As it turned out, they never changed a note. “When Jerry and them came in, they wanted to change things. They said like, ‘Let’s go to bar thirty-five and work on that.’ Now it starts to sound better ,because they’re producers. It happens a lot. The producer wants to work on something, put their touch on it. Whereas some things don’t need to be worked on. They’re already done. Jerry and them tried all morning, we made six or seven takes, everything they asked us to do, we did, but never got the feel of what we had already laid down. We were a family.”

Back in New York, Atlantic’s house arranger Arif Mardin dubbed in several others, including the Sweet Inspirations and the great Donny Hathaway’s organ, but it was at bottom the funky demo, cut while the grownups were away, that shot to #7.

 “Rock Steady” was Aretha’s first wholehearted venture into a then-only-recently mainstream genre (i.e., it had been relegated to the R&B charts), until James Brown finally crossed over with the huge mid-’60s hits “Papa’s Got a Brand New Bag” and “I Got You (I Feel Good)”. It was the Godfather who brought the funk.

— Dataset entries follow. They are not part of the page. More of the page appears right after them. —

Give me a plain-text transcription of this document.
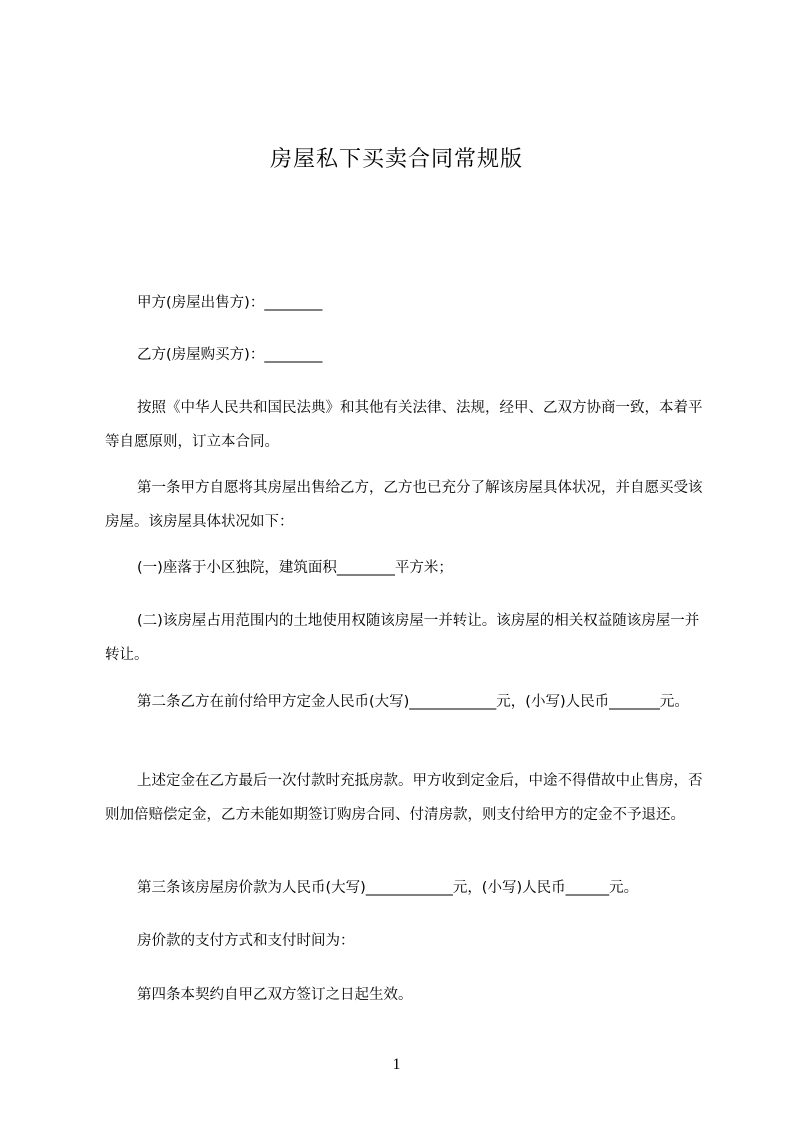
房屋私下买卖合同常规版
甲方(房屋出售方)：________
乙方(房屋购买方)：________
按照《中华人民共和国民法典》和其他有关法律、法规，经甲、乙双方协商一致，本着平等自愿原则，订立本合同。
第一条甲方自愿将其房屋出售给乙方，乙方也已充分了解该房屋具体状况，并自愿买受该房屋。该房屋具体状况如下：
(一)座落于小区独院，建筑面积________平方米；
(二)该房屋占用范围内的土地使用权随该房屋一并转让。该房屋的相关权益随该房屋一并转让。
第二条乙方在前付给甲方定金人民币(大写)____________元，(小写)人民币_______元。
上述定金在乙方最后一次付款时充抵房款。甲方收到定金后，中途不得借故中止售房，否则加倍赔偿定金，乙方未能如期签订购房合同、付清房款，则支付给甲方的定金不予退还。
第三条该房屋房价款为人民币(大写)____________元，(小写)人民币______元。
房价款的支付方式和支付时间为：
第四条本契约自甲乙双方签订之日起生效。
1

Funk flattened songs out harmonically, trading chordal richness for rhythmic complexity. Funk’s other innovation was to subdivide the basic pulse from eighth notes into 16th notes. Immediately, musicians had more beats to syncopate, hence more opportunities to kick dancers in the behind.

“Rock Steady” is a perfect example, with Dupree’s bob-and-weave rhythm guitar, Rainey’s bustling bass, including the Rainey Slide, and Purdie’s syncopated beat pulling you every which way but loose. The three players are entirely simpatico, with Purdie in the catbird’s seat, a good place for the bumptious, jovially self-aggrandizing drummer. For all of nine seconds, from 2:28 to 2:37 in “Rock Steady”, Purdie plays a famous four-bar solo that all but defines funk drumming. Nine seconds, that’s it. And one of Purdie’s funk drumming’s, finest moments.  

And “Rock Steady” wafts away on the Sweet Inspirations’ whispered ghettospeak what it is what it is, the song floating off as ethereally as it started out funky. 


Sources Cited:

“Atlantic Records Discography Project” complete online sessionography, 1947-2001 at jazzdisco.org.

Branch, Taylor. At Canaan’s Edge: America in the King Years 1965-68. Simon & Schuster. 2006.

Cohen, Aaron.  Amazing Grace. Bloomsbury Academic. 2011.

Dobkin, Matt. I Never Loved a Man The Way Love You. St. Martins Griffin. 2004.

Guralnick, Peter. Sweet Soul Music: Rhythm and Blues and the Southern Dream of Freedom. Little Brown. 1986.

Heilbut, Anthony. The Gospel Sound. Simon & Schuster. 1971, updated 1997.

Joseph, Peniel. Stokely: A Life. Basic Civitas. 2014.

Ritz, David. Respect: The Life of Aretha Franklin. Back Bay/Little Brown. 2014.    

Salvatore, Nick. Singing in a Strange Land: C.L. Franklin, The Black Gospel Church, and the Transformation of America. Little, Brown. 2005.     

Scherman, Tony. “The Man With the Million-Dollar Voice” (profile of C.L. Franklin. The Believer. 1 July 2013.

——————.  Interviews with Chuck Rainey, Summer 2020, and Jim Dickinson. March 1987.

Wexler, Jerry. The Jerry Wexler Collection (1967-2004), Southern Folklife Collection. Louis Round Wilson Special Collection Library. University of North Carolina, Chapel Hill.